Bindal's preferred method is a body scan meditation, which involves focusing on each part of the body, identifying tension, and consciously releasing it. Creating a tranquil environment with dim lighting can further enhance relaxation. Bindal also uses progressive muscle relaxation techniques, tensing and releasing muscle groups to ease into sleep.
Allison Brager, a U.S. Army sleep expert, highlights the importance of sunlight exposure, especially after a poor night's sleep.
"Our sleep systems reset with morning light," Brager explains. Heading outdoors shortly after waking recharges energy for the day. For those feeling up to it, she recommends taking a walk.
"Moderate physical activity boosts alertness and blood flow without leaving you overly tired afterward," says Brager. This light exercise promotes wakefulness and supports overall health.
Journaling before bed offers a way to organize thoughts and calm emotions, paving the way for restful sleep.
"Writing helps process the day's events, slow racing thoughts, and reduce stress," says Bindal. A few minutes spent noting moments of gratitude, reflecting on memorable experiences, or jotting down worries can create mental clarity. Developing a journaling habit can make this practice easier to maintain.
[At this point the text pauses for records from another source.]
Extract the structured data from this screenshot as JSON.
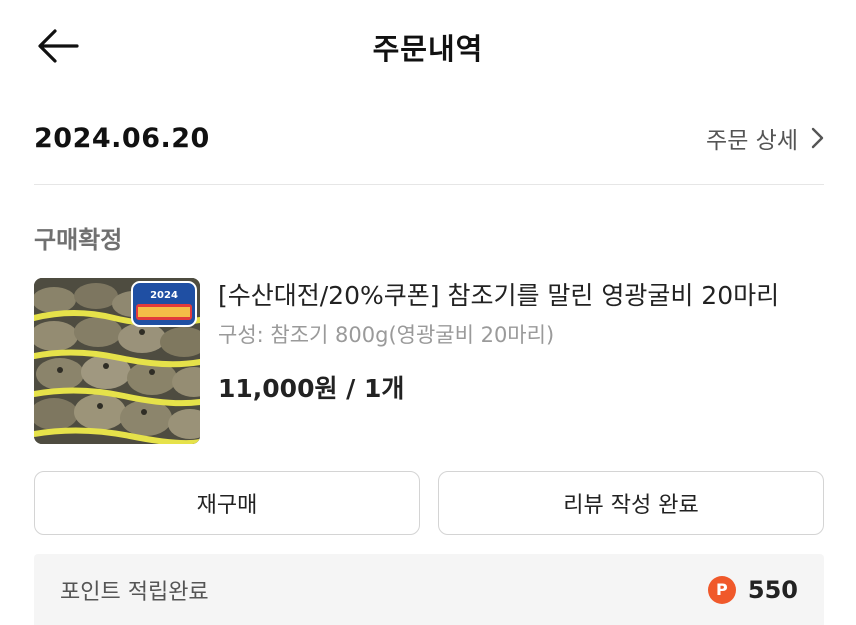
{
  "header": {
    "title": "주문내역",
    "back_icon": "arrow-left-icon"
  },
  "order": {
    "date": "2024.06.20",
    "detail_link_label": "주문 상세",
    "detail_icon": "chevron-right-icon",
    "status": "구매확정"
  },
  "product": {
    "name": "[수산대전/20%쿠폰] 참조기를 말린 영광굴비 20마리",
    "option": "구성: 참조기 800g(영광굴비 20마리)",
    "price": "11,000원 / 1개",
    "image_badge_text": "2024 대한민국수산대전"
  },
  "actions": {
    "rebuy_label": "재구매",
    "review_label": "리뷰 작성 완료"
  },
  "points": {
    "label": "포인트 적립완료",
    "badge": "P",
    "amount": "550",
    "badge_color": "#f0592b"
  }
}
Craig Harris Richard, a professor at Shenandoah University, recommends using Autonomous Sensory Meridian Response (ASMR) podcasts as a tool for relaxation. ASMR podcasts feature sounds or gentle verbal cues that can trigger a calming sensation, helping to reduce stress and promote relaxation.
"Listening to gentle whispers or soothing stories can distract the mind and ease it into sleep," says Richard. ASMR triggers relaxation responses, including lower heart rate and blood pressure, reduced stress, and quicker sleep onset.
To get the most from this method, lie in a darkened room, close your eyes, and focus on the sounds and tones. Options range from guided meditations to bedtime stories or history-themed podcasts. Searching for terms like "ASMR" or "relaxing stories" can help locate suitable content.
Better sleep isn't an unattainable dream. With these expert-backed strategies, restful nights may become a regular part of life.